Stop When the Red Lights Flash
Review of Green Day's surprise Red 7 show last night
By Raoul Hernandez,
1:57PM, Fri. Nov. 18, 2011
Last time through, August 2009, Green Day sold out San Antonio’s AT&T Center, frontman Billie Joe Armstrong rising to Springsteenian heights as a man of the music faithful and entertainer. Last night at the Bay Area trio's two-and-a-half-hour show at Red 7, he was Clark Kent once again, skinny punk rocker in bleached hair and Converses quaffing beers.
“Welcome to Texas,” grinned Armstrong as the group, augmented by a second guitarist (“the Green Day quatro”), shuffled onstage at 11pm sharp. “We’ve been hanging around [Austin] a few days.”
Just enough time, it seems, to see tickets to this not oversold sell-out go onsale for two minutes yesterday. With that, Dookie scooper “Welcome to Paradise” followed by “American Idiot” went off like Green Day at Liberty Lunch in 1994 – a concussion bomb. The latter blew a fuse.
After that began that which consumed most of the 80-minute main set: an album’s worth of new songs.
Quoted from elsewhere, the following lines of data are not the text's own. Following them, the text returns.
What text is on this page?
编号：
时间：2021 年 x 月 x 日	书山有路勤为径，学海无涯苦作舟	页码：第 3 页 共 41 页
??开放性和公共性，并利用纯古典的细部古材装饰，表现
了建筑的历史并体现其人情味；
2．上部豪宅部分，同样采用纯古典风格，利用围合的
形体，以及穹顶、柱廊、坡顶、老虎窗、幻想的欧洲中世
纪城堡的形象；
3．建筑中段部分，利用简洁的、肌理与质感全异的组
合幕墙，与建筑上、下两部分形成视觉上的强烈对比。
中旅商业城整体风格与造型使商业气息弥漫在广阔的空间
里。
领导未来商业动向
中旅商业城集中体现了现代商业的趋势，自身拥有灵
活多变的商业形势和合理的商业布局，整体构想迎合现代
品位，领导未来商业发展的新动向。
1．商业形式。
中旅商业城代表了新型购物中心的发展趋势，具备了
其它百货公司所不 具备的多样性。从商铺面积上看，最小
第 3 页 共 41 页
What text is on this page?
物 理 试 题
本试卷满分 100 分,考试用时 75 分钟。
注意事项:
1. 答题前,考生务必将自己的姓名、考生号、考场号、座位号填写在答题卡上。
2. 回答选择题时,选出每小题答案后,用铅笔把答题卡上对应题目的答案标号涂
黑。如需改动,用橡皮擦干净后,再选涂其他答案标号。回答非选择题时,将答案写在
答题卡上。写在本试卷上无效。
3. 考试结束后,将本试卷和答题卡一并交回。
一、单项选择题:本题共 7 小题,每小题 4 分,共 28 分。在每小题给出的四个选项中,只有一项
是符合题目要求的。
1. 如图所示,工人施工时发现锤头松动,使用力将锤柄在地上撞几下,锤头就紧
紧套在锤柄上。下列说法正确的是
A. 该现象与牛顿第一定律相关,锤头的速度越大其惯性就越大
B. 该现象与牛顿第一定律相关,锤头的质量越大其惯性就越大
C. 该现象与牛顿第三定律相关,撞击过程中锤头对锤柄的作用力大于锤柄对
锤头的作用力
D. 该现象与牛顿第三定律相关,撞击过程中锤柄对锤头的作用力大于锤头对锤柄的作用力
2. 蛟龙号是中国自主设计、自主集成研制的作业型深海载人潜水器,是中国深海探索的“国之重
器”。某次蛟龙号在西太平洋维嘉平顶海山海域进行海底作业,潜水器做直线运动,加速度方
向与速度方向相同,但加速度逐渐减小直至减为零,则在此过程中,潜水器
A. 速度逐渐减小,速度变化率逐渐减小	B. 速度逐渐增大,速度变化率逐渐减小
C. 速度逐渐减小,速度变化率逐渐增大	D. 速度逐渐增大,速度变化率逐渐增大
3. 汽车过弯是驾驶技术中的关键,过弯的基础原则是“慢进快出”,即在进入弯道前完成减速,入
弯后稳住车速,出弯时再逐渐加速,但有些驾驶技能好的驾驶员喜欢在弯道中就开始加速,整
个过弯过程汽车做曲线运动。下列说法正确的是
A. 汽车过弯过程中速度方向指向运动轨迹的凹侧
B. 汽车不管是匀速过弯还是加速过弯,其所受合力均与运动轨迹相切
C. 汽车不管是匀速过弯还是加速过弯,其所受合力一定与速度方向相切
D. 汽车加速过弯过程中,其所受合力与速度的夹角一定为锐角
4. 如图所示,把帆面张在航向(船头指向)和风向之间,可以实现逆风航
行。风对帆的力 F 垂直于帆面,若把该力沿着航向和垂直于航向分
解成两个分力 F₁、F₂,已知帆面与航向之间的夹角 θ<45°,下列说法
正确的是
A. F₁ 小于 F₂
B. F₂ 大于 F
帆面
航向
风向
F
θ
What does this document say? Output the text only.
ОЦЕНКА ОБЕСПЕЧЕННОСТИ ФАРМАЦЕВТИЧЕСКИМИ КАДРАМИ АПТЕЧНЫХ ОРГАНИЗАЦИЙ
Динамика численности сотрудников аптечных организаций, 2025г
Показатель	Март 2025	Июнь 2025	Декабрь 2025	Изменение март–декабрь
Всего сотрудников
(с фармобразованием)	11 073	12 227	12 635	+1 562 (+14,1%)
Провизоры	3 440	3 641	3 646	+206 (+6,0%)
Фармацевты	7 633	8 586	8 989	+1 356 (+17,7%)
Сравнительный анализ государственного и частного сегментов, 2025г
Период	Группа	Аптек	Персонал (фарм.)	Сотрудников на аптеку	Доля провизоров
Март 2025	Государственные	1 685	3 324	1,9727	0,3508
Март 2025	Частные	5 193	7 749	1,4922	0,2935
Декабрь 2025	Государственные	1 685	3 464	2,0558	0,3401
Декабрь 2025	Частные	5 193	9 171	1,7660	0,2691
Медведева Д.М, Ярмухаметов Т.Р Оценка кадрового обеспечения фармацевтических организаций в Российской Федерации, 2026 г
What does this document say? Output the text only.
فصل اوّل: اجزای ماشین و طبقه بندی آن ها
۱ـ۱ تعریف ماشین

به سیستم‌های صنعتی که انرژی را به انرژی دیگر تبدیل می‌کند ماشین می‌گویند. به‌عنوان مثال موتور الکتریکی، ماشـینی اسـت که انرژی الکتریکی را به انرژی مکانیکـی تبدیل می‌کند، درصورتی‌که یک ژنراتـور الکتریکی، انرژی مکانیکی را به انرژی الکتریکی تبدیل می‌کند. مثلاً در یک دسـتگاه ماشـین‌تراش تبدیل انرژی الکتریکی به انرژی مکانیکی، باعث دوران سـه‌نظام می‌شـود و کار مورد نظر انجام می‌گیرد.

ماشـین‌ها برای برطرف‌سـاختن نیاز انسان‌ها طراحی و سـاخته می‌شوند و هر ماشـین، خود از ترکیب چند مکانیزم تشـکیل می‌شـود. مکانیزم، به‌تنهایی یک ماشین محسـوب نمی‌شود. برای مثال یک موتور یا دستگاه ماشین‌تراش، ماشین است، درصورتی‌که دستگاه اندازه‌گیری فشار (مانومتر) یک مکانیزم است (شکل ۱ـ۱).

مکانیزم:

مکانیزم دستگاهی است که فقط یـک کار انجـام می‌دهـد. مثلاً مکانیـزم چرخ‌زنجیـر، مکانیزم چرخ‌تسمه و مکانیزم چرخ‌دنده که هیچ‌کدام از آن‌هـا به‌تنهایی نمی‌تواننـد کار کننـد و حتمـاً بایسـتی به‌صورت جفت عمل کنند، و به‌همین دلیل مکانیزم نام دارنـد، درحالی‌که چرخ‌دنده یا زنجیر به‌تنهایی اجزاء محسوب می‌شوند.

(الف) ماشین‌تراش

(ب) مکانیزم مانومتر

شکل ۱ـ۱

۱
Many, including the first two offers, “Nuclear Family” and “Carpe Diem,” still needed polishing, but after the full frontal skank of “Hitchin’ a Ride,” newbie’s “Stay the Night” and “Stop When the Red Lights Flash” settled into less anthemic more rhythmic memorables. That’s the point when the evening’s birthmark revealed itself: Green Day’s tribute to Glenn Danzig’s Fun Fun Fun Fest meltdown – Misfits’ cover “Hybrid Moments.” Twice.
“I’ve got to take a Lone Star piss,” quipped Armstrong running offstage soon afterward.
“We’re going to throw in some more new songs people haven’t heard yet,” he said by way of a mea cupla upon return, and though “Amanda” floundered and “99 Revolutions” spun at 33rpm, the real performance began at the hour–long encores. The Misfits’ “Teenagers from Mars,” a fistful of Foxboro Hot Tub covers – Green Day’s alterego, which played a similar “secret show” at Emo’s in 2008 – and any number of beer-soaked, stage-diving oldies: “2,000 Light Years,” “One for the Razorbacks,” and “Going to Pasalacqua” among them.
Someone in the front row held up lyrics to the group’s Amy Winehouse tribute, “Amy,” which calmed the natives before they lost it again on “Brain Stew/Jaded” and “Know Your Enemy,” feral workouts in punk rock riot gear.
“We have overstayed our welcome,” panted Armstrong at the end, thanking Austin. “This is the home of rock & roll.”